Дон Иван — страница 58 из 67

понимаете?

– Не обращайте внимания, – шепнул нам служитель музея, когда толстяк, спотыкаясь, перекатился бочком в другой зал. – Извращенец. Приходит сюда и прикидывается кротом, чтобы уткнуться в какую-нибудь обнаженку. Больше всего достается красавицам Рубенса.

Мы отправились к Гойе.

– Еще один великий глухой! – сказал я.

Тут все и замкнулось. Главное – крест и число.

Память наша есть абсолютный пасьянс совпадений. Мы вспоминаем лишь то, что покрывает угаданным козырем масть наших бед, обретений, надежд, – смотря что там сегодня вздохнуло на сердце.

Но иногда колода вдруг рассыпается, и пасьянс выпадает сам по себе.

Перелистав сотни раз в обратном порядке мадридский наш календарь, я сопоставил подробности дней его с тем, что настигло меня позднее в Марокко. Количество совпадений в этом “случайном” пасьянсе перевалило за дюжину. Неплохой результат за неполную сотню часов! Словно судьба решила припереть меня к стене…

Я поставлен к стене, на которой – картина: “Расстрел мадридских повстанцев в ночь на 3 мая 1808 года”. На переднем плане – смельчак в белой рубахе. Руки его распростерты, будто прибиты к перекладине невидимого креста. Винтовки палачей уставились ему в грудь и образуют перпендикуляр к его фигуре, поднимающейся то ли навстречу, то ли наперекор неминуемой гибели. Остальная смерть разбросана телами по земле параллельно штыкам или, согбенная, покорно ждет своей очереди. На заднем плане шпилем вздымается храм, а за спинами подвергаемых казни выпуклым эхом его возвышается холм. В ночном небе над ним мерещится серая птица, раскидавшая крылья в полете.

– Вот как они совместились, – сказал я. – Вертикаль и горизонталь.

– Вместе дают только крест и распятие, – сказала Анна.

И кровь, подумал я.

Когда мы выходили из зала, послышался шум. Толстяка вели под руки двое служителей.

– Нескладный осел. Постоянно на что-нибудь натыкаюсь, – оправдывался мнимый слепой. Подпоясанные шнурком, очки его болтались на груди, глаза тепло и лучисто светились. – Ужасно – смотреть и не видеть. Особенно для художника. Не видеть ничего, кроме самой сути вещей. Все равно что слух потерять музыканту. Представьте, как бедный Бетховен, слышавший музыку сфер, не слышал хохота черни, когда какой-нибудь идиот ради забавы пердел ему в ухо. А ведь наверняка кто-нибудь да пердел!..

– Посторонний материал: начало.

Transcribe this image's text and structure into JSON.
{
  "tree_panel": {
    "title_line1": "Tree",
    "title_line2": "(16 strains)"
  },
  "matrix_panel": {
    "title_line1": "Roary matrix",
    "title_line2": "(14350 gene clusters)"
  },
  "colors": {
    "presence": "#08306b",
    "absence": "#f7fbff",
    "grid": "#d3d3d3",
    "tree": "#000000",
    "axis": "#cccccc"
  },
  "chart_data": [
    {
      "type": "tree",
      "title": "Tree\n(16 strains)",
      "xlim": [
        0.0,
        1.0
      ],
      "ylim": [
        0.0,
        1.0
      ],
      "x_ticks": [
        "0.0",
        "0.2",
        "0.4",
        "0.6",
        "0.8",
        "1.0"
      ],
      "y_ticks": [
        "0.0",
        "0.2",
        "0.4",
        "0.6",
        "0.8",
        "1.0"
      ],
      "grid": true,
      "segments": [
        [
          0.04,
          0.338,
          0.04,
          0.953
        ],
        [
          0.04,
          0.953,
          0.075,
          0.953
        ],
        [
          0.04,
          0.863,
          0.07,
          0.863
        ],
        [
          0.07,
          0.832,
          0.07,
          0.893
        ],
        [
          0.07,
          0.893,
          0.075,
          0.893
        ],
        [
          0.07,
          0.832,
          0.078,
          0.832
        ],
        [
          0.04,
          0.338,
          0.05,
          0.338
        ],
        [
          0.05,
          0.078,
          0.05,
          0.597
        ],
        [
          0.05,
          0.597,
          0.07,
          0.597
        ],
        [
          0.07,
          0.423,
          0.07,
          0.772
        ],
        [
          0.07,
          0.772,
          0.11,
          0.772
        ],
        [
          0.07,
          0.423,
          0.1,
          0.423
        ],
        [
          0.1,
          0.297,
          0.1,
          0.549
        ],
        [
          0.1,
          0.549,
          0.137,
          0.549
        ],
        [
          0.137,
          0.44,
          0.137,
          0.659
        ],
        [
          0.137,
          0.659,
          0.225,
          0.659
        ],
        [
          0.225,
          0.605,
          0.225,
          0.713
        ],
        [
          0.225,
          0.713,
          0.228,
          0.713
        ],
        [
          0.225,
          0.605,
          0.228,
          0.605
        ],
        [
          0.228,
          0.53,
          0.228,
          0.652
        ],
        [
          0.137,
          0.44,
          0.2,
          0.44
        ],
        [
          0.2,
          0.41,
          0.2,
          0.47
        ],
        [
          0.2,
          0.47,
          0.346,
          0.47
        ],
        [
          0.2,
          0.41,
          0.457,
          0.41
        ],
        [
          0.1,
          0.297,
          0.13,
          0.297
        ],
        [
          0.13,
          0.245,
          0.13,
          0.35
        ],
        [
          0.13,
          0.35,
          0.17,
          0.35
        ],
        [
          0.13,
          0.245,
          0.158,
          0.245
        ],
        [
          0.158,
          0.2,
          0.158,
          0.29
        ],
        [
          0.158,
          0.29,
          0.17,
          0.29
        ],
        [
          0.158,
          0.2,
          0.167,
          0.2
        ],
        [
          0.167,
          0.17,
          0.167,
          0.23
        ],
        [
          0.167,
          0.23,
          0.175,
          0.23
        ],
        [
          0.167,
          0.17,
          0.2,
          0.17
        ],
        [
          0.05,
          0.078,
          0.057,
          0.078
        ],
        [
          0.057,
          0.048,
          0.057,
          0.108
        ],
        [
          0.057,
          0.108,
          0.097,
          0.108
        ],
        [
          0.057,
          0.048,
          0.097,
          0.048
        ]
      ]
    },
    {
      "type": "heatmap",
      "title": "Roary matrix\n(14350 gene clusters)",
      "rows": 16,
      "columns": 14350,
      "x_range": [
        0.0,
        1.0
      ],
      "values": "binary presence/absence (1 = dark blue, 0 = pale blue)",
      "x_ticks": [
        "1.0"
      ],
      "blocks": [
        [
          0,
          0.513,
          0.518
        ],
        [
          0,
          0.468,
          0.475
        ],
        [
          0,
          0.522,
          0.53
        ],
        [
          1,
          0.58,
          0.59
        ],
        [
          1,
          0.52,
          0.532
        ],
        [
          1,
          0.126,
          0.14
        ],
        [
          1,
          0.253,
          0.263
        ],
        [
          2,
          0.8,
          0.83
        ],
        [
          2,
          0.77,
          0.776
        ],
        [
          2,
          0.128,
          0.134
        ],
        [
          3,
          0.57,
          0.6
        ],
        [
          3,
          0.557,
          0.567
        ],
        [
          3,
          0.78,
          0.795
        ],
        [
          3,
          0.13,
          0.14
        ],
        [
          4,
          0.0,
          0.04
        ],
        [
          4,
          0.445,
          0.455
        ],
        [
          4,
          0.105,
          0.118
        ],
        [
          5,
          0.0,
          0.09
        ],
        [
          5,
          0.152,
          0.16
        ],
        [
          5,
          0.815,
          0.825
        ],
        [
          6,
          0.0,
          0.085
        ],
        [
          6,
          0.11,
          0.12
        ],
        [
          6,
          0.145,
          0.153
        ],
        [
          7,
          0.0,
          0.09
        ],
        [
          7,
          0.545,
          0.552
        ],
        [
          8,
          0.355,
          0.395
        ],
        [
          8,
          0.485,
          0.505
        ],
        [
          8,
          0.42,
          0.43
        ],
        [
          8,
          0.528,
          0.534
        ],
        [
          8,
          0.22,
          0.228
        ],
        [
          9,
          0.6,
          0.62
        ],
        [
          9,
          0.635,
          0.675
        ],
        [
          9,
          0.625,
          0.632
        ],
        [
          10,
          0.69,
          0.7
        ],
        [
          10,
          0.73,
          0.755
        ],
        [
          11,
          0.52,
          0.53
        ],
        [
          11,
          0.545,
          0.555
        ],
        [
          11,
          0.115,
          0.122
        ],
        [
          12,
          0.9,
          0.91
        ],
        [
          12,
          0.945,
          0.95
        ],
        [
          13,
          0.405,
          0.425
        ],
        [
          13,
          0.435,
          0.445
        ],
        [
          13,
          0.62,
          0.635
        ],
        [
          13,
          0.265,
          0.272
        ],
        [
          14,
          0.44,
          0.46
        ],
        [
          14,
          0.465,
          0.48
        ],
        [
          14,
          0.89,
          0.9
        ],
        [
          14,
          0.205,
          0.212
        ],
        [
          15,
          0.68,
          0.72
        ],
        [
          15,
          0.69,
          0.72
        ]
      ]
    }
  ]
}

На улице было темно и прохладно. Я сказал:

– Жалко Бетховена.

– Жалко, – ответила Анна.

Мы пошли в ресторан.

– Надо согреться. Закажу чего-нибудь острого. Как тебе арабская кухня? Будьте добры, баранину по-марракешски. А сеньору еще и кальян.

На мгновенье в окне я увидел себя. Потом я пропал.

– Почему ты трясешь головой?

– Да так… Избавляюсь от бесов.

Анна порывисто обернулась. В стекле было пусто.

– Все в порядке. Мне просто почудилось.

Она уже смотрела на дверь и словно чего-то ждала. Через пару минут подтвердила:

– Конечно, почудилось.

Официант разлил по бокалам вино. Я поймал в бокал Анну.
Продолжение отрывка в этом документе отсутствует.